Châteaux de la Loire
Châteaux de la Loire
France
Il y a des dizaines de châteaux autour de la vallée de la Loire et de ses affluents. Faute de temps, nous n’en avons exploré que trois : deux très célèbres et un moins connu.
Au retour de la bataille de Marignan qu’il avait brillamment remportée en 1515, François Ier décide la construction du château de Chambord sur des terres marécageuses, au bord de la rivière Cosson et au centre d’une forêt très giboyeuse, pour en faire « un grand, bel et somptueux édifice ». Un édifice qui doit lui permettre d’assouvir sa passion pour la chasse et surtout d’affirmer son pouvoir en Europe. C’est en quelque sorte l’édification d’un Versailles au XVIème siècle dédié à l’affirmation de la puissance royale. Fasciné et influencé par les arts et les artistes italiens, il fait construire un château dans le style Renaissance où se mêlent à la fois les influences françaises et italiennes. Il est probable que Léonard de Vinci (venu d’Italie en 1516 et mort en 1519 au château du Clos Lucé) a joué un rôle non négligeable dans l’élaboration du projet.

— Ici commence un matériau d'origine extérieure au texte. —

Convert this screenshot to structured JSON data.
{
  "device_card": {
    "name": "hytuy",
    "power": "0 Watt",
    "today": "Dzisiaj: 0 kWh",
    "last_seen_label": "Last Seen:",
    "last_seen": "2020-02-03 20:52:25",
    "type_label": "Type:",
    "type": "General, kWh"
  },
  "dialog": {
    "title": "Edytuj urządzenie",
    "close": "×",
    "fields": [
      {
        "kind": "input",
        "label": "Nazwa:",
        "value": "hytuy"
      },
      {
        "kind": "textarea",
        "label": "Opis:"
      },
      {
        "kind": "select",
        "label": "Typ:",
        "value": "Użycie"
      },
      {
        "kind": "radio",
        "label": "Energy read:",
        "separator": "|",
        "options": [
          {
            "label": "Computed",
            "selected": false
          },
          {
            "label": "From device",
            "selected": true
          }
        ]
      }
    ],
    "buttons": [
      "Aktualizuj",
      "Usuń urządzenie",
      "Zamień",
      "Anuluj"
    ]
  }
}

On peut aimer ou détester la géométrie parfaite de la construction autour d’un donjon aux quatre tours rondes, ses élancements maniérés qui créent une véritable forêt architecturale illisible, la froideur de son aspect compact, la démesure de la construction, l’inhabitabilité des espaces ; il faut cependant reconnaître qu’on est loin des châteaux-forts féodaux et qu’une architecture nouvelle est née.
Le 15 décembre 1539, reçu en grande pompe par François Ier alors que le château était encore en chantier, l’empereur Charles Quint fut si impressionné, qu’il qualifia le palais de son rival « d’abrégé de l’industrie humaine ».
Le deuxième château n’est pas un château royal, mais plutôt un manoir bourgeois dans lequel se trouve un musée consacré à Honoré de Balzac. Celui-ci y faisait des séjours réguliers, invité par Jean de Margonne, le propriétaire des lieux et un proche de la famille Balzac. Il venait se ressourcer dans sa Touraine natale, y fuyait ses créanciers parisiens, y trouvait une atmosphère et un bien-être qui lui permirent d’écrire quelques-uns de ses plus beaux romans, entre autres « La peau de chagrin », « Le lys dans la vallée », « Le père Goriot » ou « Les illusions perdues ».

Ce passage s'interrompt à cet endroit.